Члены суда переглянулись, и чернобородый, плотный полковник, сидевший за учительским столом в центре, что-то шепотом сказал своим коллегам. Коллеги кивнули головами. Полковник взглянул на Неженцева. Неженцев снял пенсне, протер носовым платком стекла и чуть заметно при этом наклонил голову.
Чернобородый полковник поднялся — все в классе тоже встали — откашлялся и объявил приговор:
— Бывший капитан Майборода Иван Иванович за нарушение законов офицерской чести и измену Родине приговоряется военно-полевым судом Добровольческой армии к смертной казни через расстрел. — Тут полковник сделал эффектную паузу и, глядя в упор на измученное лицо бывшего капитана, закончил торжественно, мажором: — Но принимая во внимание чистосердечное признание подсудимым своей вины, а также его высокие профессионально-боевые качества артиллериста, суд считает возможным сохранить ему жизнь. Майборода Иван Иванович зачисляется низшим чином в первую батарею корниловского ударного полка Добровольческой армии.
— Павел Никитич, — обратился уже запросто чернобородый полковник к подполковнику в офицерской шинели. — Будет свободная минута — запишите наш приговор для порядка, мало ли что: вдруг кому-то понадобится эта бумага! — И к подсудимому: — А вы свободны, ступайте в свою батарею. Надеюсь, что по большевикам будете еще метче бить, чем по нас били!
…Через три часа корниловская армия выступила из Софиевской. По станице шли в одной колонне. Поручик Караев в надежных дядюшкиных сапогах и в его же коротком овчинном полушубке с трехцветным шевроном на рукаве (пожертвовали новые однополчане в роте) шагал в строю с солдатской винтовкой на ремне.
На выходе из станицы в степь армию встретил Корнилов. С ним был его конный конвой — смуглые красавцы текинцы в высоких белых папахах. Генерал сидел сгорбившись, словно коршун, на могучем буланом жеребце и — ладонь у виска — пропускал мимо себя свое войско. Его скуластое узкоглазое лицо буддийского монаха было бесстрастным и неподвижным, как маска, снятая с мертвого.
Часть вторая
И СНОВА ВЫБОР
Штурм Екатеринодара оказался для корниловской армии роковым. Казалось, что город ценой кровавых потерь уже взят. Марковцы генерала Казановича дошли почти до самого его центра, но потом повернули обратно, потому что подвела, не поспела вовремя к переправам через Кубань казачья конница генерала Эрдели.
Красногвардейцы, оборонявшие город, сражались с невиданным героическим упорством, им помогали чем могли и как могли екатеринодарские рабочие и городская беднота.
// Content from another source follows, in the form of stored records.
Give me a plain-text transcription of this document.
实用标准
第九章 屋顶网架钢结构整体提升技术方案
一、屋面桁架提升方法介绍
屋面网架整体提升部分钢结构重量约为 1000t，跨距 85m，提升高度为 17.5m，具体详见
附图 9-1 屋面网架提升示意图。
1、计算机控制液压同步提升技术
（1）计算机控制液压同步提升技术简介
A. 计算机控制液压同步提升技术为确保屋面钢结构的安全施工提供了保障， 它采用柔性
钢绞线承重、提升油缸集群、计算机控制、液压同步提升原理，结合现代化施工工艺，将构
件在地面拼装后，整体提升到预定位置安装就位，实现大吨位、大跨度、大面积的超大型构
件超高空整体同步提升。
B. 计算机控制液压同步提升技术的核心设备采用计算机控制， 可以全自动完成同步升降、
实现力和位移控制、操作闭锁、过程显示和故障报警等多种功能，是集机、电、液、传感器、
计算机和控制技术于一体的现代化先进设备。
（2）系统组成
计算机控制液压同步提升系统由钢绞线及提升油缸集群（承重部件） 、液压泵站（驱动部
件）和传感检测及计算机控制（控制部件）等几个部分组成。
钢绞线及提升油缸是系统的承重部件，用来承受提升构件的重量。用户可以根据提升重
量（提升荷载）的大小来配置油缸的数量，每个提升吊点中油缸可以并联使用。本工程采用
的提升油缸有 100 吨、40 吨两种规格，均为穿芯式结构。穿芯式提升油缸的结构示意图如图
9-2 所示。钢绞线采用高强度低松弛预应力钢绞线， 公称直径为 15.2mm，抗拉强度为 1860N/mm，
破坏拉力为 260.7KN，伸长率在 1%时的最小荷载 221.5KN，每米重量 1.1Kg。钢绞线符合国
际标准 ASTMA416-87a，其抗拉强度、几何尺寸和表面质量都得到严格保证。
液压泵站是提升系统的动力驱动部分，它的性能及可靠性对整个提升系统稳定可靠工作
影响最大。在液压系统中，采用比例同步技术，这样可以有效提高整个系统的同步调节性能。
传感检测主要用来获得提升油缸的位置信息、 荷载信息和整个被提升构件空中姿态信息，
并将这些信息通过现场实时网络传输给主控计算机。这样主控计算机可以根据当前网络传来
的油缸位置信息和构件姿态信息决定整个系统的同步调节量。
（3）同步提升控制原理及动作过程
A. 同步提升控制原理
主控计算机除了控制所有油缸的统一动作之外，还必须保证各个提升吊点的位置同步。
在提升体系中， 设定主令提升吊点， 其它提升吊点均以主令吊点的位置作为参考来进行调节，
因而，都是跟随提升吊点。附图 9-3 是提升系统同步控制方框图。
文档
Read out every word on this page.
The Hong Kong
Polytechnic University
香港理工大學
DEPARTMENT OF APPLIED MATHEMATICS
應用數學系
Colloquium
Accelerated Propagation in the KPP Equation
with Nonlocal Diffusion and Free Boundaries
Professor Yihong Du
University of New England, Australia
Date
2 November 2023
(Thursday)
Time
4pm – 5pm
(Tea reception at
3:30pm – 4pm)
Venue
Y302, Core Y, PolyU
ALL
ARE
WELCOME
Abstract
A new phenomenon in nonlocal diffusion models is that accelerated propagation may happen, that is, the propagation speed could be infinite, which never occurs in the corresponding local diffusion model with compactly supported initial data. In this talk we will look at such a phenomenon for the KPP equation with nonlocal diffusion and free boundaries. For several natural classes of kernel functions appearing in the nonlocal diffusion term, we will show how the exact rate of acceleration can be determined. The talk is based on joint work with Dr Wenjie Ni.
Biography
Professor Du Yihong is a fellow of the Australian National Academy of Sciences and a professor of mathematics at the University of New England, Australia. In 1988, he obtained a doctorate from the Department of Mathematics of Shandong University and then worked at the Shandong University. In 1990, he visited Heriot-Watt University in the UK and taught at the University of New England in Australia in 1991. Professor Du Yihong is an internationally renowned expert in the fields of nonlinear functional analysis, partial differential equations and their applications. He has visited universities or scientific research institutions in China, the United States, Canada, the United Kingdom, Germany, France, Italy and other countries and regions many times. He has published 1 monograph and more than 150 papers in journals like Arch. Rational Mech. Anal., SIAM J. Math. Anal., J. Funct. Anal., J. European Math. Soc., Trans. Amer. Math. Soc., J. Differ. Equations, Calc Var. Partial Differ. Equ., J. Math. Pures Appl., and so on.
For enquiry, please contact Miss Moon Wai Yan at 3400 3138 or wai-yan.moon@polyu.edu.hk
Артиллерийский снаряд угодил в одноэтажный домик, стоявший в роще на окраине города, где в тесной каморке метался от стены к стене Корнилов, черный от тоски и отчаяния, уже понявший, что решающий бой за Екатеринодар проигран, что его ставка на общеказачье противобольшевистское восстание бита, и жаждавший только смерти: «Мертвые сраму не имут» [5] .
Командование армией после гибели Корнилова принял генерал Деникин. Ему удалось выбраться с остатками армии с обозом и ранеными из кубанского мешка и уйти назад, на Дон, — там на атаманском кресле уже сидел генерал Краснов, германский ставленник.
5
Все эти факты известные, и я отсылаю читателей, желающих более детально вникнуть в историю корниловского «ледового похода», к историческим документам. — Прим. авт.